For multi-seed × CV (the prompt-injection-sdd 9-run pattern), wrap the splitter in a seed loop in your harness call:

from eval_toolkit.harness import evaluate_folded
# evaluate_folded(scorers, splitter, slice_, run_id="r", seeds=(1, 2, 3), ...)

Time-aware splits#

When to use. Whenever the data has a temporal dimension and the production deployment will see future timestamps not in the training set. Random K-fold mixes time periods and lets the model interpolate across them; time-aware splits force the model to extrapolate.

Primitive. TimeSeriesSplitter wraps sklearn.model_selection.TimeSeriesSplit. Each fold’s train set is everything ≤ a moving boundary; the test set is the next chunk after.

from eval_toolkit import TimeSeriesSplitter

splitter = TimeSeriesSplitter(k=4, time_col="t")
for i, fold in enumerate(splitter.iter_folds(parent)):
    max_train = fold["train"].df["t"].max()
    min_test  = fold["test"].df["t"].min()
    assert max_train < min_test
    print(f"  fold {i}: train≤{max_train}  test≥{min_test}")

Pair with TemporalLeakageCheck (see leakage.md §7) to verify the invariant end-to-end.

When CV alone is insufficient#

K-fold CV with any random partitioning estimates interpolation across your sample, not generalization to a new population. For “out-of-distribution” claims (the model works on data shaped like the production stream, not just like dev) you need two layers:

Source-disjoint CV during development — measures sensitivity to domain shift across your known axes (source, time, group).
A separate locked final-holdout test set, never used in development, drawn from a distribution as close to production as you can get.

The CV mean is your “expected dev-time performance under domain shift”; the holdout is your “honest single-shot release metric”. Confusing the two is what the literature calls underspecification — see Recht et al. 2019 and the Hidden Leaks in Time Series work on validation-strategy leakage.

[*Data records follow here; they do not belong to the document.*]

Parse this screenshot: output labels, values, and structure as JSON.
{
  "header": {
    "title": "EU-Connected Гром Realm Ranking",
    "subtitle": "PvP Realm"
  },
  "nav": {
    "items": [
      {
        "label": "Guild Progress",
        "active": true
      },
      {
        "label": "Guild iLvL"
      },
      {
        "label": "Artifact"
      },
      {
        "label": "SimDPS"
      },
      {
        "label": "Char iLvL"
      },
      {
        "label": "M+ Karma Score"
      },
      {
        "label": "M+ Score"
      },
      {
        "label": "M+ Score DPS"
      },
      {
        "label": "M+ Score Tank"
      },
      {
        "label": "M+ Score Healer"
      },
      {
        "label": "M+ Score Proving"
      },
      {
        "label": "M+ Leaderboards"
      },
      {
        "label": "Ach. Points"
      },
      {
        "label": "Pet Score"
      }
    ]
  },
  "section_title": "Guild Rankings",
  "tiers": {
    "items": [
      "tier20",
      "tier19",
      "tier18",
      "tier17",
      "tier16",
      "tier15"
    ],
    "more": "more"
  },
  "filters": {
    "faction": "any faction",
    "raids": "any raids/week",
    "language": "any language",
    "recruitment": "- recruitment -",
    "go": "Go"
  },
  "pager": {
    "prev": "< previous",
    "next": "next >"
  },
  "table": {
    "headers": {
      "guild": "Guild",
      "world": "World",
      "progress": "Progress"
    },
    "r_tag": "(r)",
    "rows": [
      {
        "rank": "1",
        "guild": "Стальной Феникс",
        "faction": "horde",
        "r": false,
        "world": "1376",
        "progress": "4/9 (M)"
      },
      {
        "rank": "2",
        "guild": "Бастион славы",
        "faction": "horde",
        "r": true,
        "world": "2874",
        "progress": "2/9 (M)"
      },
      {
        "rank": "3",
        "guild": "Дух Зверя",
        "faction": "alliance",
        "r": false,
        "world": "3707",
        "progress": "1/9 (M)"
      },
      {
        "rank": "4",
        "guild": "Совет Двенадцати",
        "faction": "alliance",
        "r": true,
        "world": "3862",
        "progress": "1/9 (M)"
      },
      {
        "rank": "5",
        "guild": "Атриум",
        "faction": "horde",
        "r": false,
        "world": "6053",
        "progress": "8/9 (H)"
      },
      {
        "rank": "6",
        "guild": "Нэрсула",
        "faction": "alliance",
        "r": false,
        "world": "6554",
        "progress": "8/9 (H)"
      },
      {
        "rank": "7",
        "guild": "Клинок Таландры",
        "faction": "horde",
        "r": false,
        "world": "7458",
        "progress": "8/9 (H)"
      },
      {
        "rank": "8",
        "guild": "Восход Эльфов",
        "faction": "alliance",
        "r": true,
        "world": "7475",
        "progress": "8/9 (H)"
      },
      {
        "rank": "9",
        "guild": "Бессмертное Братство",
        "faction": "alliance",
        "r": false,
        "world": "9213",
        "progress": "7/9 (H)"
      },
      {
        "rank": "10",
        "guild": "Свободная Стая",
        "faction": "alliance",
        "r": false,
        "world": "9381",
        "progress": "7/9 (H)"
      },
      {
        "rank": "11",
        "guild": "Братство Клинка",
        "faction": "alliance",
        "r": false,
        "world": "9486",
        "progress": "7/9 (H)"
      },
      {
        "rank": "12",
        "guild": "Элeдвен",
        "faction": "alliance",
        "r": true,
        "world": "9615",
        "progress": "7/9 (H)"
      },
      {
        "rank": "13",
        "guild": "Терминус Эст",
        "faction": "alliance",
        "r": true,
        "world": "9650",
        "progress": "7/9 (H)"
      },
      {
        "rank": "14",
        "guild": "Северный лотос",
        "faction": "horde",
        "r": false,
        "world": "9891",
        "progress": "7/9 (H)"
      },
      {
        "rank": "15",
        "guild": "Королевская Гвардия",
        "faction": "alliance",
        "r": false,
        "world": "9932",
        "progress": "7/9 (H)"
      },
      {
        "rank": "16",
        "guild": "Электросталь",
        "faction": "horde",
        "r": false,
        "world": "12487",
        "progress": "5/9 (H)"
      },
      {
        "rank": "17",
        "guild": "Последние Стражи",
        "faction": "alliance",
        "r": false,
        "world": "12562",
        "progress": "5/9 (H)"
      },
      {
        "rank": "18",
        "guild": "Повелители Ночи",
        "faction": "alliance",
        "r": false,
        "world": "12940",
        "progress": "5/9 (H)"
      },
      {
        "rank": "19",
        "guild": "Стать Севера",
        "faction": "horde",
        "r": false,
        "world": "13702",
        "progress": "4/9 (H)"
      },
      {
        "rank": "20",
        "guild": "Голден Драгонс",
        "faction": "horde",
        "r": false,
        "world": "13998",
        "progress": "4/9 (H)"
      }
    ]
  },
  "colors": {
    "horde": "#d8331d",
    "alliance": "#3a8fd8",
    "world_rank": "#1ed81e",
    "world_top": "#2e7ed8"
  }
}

Pitfalls / Common mistakes#

Tuning hyperparameters on the test fold. If your fold loop is outermost and your inner loop tunes hyperparameters using the test fold, your “K-fold mean” is a test-fold-leaky number. Use a nested CV (inner CV on the train fold for HP search, outer CV for reporting) or a separate validation slice carved off the train fold.
Reporting K-fold mean without CI. Use cv_clt_ci (or call evaluate_folded(...) which auto-computes it). A single mean number hides the cross-fold variance and is impossible to compare across papers.
Using GroupKFold when you actually want SourceDisjointKFoldSplitter. The two have meaningfully different guarantees — see §source-disjoint above. If your concern is “test sources never seen in train”, you want source-disjoint.
shuffle=False in StratifiedKFold with sorted-by-time data. Without shuffling, the first folds get the earliest rows — accidentally recreating a time-aware split (probably not what you intended).
Splitting before deduplication. If your dataset has duplicates and you split first, the duplicates might end up on opposite sides of the split — instant cross-split leakage. Run ExactDuplicateCheck + NearDuplicateCheck on the full dataset before splitting.